If I didn’t cough up another £2·99 a month they would shower me with advertisements and take away Dolby Atmos from their audio streams and Dolby Vision from the video. No great loss because it seemed to me that Amazon’s streaming service has rather too much foreign language soft-porn for my tastes.

What have they got from me for attempting to rip me off? Instead of 196 orders in 2023 (many of them multi-item orders) there have been two in 2024. One was to complete a set of identical items which had been delivered last November and the other direct from Amazon USA. A postage free blu-ray disc not available in the UK.

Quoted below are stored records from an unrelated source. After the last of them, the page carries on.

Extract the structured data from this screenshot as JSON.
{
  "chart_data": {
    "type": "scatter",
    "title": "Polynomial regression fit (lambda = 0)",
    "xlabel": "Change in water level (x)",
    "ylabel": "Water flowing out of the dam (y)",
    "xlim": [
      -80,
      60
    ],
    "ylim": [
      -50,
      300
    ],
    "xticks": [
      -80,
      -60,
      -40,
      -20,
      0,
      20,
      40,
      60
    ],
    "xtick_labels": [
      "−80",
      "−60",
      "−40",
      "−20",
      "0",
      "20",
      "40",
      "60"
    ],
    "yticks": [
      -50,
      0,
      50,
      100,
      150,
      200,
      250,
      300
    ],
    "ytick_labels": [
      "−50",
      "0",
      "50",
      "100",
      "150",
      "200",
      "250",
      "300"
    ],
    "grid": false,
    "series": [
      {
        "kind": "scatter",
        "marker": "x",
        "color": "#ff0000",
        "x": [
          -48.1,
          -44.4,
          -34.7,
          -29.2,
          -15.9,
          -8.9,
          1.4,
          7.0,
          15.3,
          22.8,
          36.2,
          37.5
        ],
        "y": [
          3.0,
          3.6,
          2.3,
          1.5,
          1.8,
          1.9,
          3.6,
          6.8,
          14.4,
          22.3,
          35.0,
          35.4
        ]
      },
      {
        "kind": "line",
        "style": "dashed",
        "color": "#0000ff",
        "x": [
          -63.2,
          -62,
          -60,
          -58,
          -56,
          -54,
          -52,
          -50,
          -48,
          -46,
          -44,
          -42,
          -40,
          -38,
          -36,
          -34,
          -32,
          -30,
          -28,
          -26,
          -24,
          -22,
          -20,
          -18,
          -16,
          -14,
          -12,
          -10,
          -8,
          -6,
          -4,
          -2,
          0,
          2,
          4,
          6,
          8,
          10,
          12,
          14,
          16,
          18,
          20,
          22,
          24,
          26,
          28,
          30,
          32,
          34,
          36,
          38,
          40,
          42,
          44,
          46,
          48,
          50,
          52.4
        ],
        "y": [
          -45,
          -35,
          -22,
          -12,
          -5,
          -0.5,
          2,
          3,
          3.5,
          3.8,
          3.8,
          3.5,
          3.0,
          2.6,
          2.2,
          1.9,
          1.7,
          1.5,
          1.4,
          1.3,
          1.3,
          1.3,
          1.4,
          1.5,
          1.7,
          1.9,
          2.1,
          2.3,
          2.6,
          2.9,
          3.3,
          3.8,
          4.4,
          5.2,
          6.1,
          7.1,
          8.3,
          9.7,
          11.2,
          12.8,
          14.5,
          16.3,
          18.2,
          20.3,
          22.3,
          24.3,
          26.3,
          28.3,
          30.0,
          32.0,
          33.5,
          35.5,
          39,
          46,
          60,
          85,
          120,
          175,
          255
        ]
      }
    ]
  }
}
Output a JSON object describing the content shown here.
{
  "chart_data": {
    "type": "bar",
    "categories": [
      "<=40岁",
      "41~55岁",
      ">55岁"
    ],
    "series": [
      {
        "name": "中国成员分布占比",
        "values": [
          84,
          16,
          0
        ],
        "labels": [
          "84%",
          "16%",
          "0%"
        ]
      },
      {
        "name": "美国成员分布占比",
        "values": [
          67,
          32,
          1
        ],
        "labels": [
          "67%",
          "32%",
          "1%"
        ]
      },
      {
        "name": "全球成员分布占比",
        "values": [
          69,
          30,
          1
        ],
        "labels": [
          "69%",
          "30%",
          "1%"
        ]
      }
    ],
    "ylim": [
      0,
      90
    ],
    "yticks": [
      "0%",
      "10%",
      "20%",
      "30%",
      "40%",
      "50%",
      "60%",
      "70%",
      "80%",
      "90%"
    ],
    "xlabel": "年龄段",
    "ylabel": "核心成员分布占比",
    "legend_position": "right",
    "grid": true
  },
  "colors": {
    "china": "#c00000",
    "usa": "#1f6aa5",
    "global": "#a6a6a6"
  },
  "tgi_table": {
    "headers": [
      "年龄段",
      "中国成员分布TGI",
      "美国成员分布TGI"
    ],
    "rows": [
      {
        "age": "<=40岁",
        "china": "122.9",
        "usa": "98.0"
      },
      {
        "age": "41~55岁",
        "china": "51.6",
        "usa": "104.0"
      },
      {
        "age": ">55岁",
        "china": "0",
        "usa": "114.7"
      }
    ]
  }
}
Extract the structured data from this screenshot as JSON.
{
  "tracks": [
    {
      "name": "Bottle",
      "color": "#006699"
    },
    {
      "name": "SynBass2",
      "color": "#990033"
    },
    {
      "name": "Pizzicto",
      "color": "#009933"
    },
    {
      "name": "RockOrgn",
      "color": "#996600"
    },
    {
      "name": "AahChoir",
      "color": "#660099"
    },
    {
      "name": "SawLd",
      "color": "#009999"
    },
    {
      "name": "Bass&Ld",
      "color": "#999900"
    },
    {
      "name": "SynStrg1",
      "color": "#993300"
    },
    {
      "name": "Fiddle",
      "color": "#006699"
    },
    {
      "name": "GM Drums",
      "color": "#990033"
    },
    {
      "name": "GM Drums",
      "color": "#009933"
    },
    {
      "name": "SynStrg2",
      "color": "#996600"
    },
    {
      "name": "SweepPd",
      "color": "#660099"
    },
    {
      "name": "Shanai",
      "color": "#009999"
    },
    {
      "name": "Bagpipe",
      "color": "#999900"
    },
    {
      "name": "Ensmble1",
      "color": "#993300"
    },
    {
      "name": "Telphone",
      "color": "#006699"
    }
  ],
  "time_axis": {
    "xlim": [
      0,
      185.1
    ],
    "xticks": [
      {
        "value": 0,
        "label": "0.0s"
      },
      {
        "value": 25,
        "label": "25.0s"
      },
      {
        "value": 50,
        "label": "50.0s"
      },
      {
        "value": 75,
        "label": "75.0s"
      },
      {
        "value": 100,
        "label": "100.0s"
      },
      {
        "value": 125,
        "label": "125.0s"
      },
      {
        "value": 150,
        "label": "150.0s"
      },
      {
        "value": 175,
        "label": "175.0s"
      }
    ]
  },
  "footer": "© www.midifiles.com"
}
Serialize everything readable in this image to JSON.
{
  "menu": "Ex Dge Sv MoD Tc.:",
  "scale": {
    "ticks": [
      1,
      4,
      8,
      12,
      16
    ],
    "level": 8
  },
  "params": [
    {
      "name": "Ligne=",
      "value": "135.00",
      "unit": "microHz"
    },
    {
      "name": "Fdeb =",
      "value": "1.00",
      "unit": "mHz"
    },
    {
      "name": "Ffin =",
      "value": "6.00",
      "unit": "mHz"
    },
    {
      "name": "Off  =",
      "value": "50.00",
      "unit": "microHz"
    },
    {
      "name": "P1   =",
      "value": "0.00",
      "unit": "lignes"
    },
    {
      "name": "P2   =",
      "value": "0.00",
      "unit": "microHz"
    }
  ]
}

In only six weeks £471·88 has been spent with alternative suppliers plus £54·99 spent in the Broadway, breaking years of never shopping there. Amazon is far too big to notice that trying to rob me of £2·99 a month has cost them £500 in a matter of weeks.

Whether cancelling the Direct Debit to a local charity because I was unable to give them a fairly large donation when I called into their premises last month is principle or the skinflint tendency coming to the fore I am as yet undecided.